Pulitzer Prize Winner to Speak at Fisher
Pulitzer Prize-winning investigative reporter and best-selling author David Cay Johnston will present his lecture, “The Role of Media in 2019 America,” at 7 p.m. on Wednesday, April 3, in Cleary Family Auditorium in Kearney Hall. Sponsored by the Department of Media and Communication, the lecture is free and open to the public.
Johnston’s lecture will explore the role of journalism in informing the public of the host of new challenges our democracy faces. High among those challenges is a breakdown of the four-century old model for financing news with advertising, the persistent and unprecedented attacks on journalism from the White House, and the rise of “fake news” spread by mendacious websites, cable “news” shows, and radio broadcasts. He will also discuss foreign intelligence services, which have found news manipulations are a cheap way to undermine democracy in America and Europe. In addition, he offers his perspective on the calculated murder of a Washington Post journalist by a foreign government, which drew only shrugs from the White House.

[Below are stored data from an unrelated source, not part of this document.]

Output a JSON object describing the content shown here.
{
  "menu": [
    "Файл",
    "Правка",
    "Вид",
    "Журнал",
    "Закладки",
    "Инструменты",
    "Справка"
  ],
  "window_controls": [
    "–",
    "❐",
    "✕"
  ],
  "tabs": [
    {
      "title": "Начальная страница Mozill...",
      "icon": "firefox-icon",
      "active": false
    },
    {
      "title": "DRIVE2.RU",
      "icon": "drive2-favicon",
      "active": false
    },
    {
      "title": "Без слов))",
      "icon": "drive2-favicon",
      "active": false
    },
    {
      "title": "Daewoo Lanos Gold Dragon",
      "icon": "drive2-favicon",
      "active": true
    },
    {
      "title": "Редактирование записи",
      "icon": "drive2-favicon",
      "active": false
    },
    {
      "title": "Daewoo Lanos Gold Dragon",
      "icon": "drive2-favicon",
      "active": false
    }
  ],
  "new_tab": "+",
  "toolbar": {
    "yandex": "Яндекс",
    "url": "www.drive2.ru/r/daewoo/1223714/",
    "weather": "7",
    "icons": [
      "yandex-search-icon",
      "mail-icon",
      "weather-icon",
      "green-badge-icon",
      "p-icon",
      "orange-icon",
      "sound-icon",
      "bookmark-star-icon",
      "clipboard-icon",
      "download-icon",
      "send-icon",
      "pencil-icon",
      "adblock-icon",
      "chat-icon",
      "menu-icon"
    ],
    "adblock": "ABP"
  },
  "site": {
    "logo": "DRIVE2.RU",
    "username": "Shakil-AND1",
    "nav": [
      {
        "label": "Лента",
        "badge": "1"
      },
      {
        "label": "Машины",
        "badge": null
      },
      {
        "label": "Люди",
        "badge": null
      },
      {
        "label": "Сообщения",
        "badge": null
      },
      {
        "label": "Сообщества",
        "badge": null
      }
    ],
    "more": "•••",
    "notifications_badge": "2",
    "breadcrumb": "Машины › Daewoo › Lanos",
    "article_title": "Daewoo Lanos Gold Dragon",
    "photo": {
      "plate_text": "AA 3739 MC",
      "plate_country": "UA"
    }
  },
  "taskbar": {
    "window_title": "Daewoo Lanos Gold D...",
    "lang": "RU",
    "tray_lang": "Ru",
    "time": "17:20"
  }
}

For 46 years, Johnston has written critically of journalism, often rankling peers and his own editors. He is the only journalist whose work forced a broadcast chain—one of the nation’s most profitable—to shut down after he exposed news manipulations and blackouts. He is a Pulitzer Prize winner, a former president of the 5,700-member Investigative Reporters & Editors, a former Columbia Journalism Review columnist, and the co-author of guides on how to cover the police and nonprofits. He has lectured on journalism on every continent except Antarctica.